Choosing and IT Service Provider | A long term partner you can trust

There are few business relationships that are as critical as the one you have with your IT Company. With this, more and more businesses are realizing that they need a good long term partner that they can trust to provide the nuts and bolts of your network and the advice you need to make the right IT decisions.

Below are the 19 things to know when selecting an IT services provider:

1. Availability of support – Make sure the business you select has qualified support engineers that are available to support you remotely at all times. Effective and available remote support is critical in today’s computing environments.

2. Qualifications – Most people use Microsoft Windows and so you should look for a company that is both a Certified “Microsoft Small Business Specialist” and is a “Microsoft Gold Partner”. When setting your network up in the first place it is critical that it is done correctly, i.e. to the “Microsoft Standard”.

3. Documentation – Before you sign on with a provider ensure:

  • They will provide an adequate level of documentation
  • Demand to see a Task or Project plan even for routine tasks
  • Get it in writing that you will own all documentation INCLUDING ALL PASSWORDS
  • Ask to see a sample of this documentation before signing! With adequate documentation, there is no need to feel “tied” to using that provider.

4. Insurance – You would be genuinely shocked at how few IT businesses get this simple level of risk coverage. There is just simply too much at stake.

5. Proactive measures – Ask what proactive maintenance programs are available for your agency. Typically very small operators are unable to afford the software to manage this effectively.

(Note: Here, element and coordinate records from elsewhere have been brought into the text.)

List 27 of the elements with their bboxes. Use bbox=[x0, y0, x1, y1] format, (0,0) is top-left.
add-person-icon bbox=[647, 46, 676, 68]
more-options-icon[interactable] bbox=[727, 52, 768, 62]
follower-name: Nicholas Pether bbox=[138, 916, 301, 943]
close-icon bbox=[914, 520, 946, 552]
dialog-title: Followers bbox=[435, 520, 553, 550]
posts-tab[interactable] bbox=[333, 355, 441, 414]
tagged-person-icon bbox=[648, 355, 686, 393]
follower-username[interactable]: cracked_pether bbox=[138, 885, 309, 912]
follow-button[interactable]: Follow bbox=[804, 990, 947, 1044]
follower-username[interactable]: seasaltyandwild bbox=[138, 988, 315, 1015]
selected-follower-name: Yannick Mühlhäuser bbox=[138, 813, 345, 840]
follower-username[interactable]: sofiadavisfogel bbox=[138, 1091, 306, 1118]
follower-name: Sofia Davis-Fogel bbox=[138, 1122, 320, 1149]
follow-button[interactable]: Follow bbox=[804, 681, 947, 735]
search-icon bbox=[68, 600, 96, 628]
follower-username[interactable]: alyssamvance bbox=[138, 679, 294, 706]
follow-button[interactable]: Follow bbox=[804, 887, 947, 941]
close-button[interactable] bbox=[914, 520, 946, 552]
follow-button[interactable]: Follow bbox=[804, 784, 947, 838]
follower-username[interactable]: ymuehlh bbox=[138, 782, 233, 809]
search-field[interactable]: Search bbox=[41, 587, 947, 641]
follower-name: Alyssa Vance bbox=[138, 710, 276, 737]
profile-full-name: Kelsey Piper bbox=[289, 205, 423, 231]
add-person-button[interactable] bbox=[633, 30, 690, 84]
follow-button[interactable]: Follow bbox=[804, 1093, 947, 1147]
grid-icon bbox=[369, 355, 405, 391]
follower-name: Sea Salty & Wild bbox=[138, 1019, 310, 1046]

6. Ability to grow with your business – The whole point of any business tool, computers included, is to allow you to increase your productivity so you can grow your business fast.

7. Strategic vendor alliances – The questions you need to know about are what they recommend/support in regards to: Hardware, Antivirus, Backup solution, and ISP

8. Choose a vendor experienced in managing multivendor converged environments – Your managed services vendor will need proven experience working with multivendor environments.

9. Make sure your managed services provider is aligned to industry best practices – Your vendor should provide examples, define a due diligence process, and not rely on “rip and replace.” Instead they should allow you to preserve your existing equipment investment.

10. Proven Experience? – The last thing your business needs is to have a service provider that’s learning on the fly. You need an IT services provider that has direct, long-standing experience

11. Who Will Our Day-to-day Contacts – Look for tenure, both with the service provider, engineers and account management teams.

12. What Kinds of Migration Services are Provided – Look for vendors that approach this upfront process as the building of a long term relationship, rather than a one-time transaction.

13. How Strong is the Business – To work with an IT services provider and enjoy value in the long term, long-term viability is key.

14. What’s in their Data Center? – Automation, sophistication, and agility are all keys to making service providers good at what they do, and a lot of that stems from the sophistication of the infrastructure they have in place.

15. Speak with three Customer References – Talking to a managed services provider’s customers is probably the most vital step of all.

16. Business match – Find an IT Support Company that has several other similar clients and you should ask them for references. You also need to find people that you can get along with.

17. Do they Outsource Any Parts of Your Infrastructure to Other IT Service Providers – What you don’t want is to encounter an issue and start seeing finger pointing among various IT companies

18. Look at the Contracts and Service Level Agreements – What are acceptable grounds for termination?

19. Trust – Remember, this company will have access to ALL OF YOUR FILES.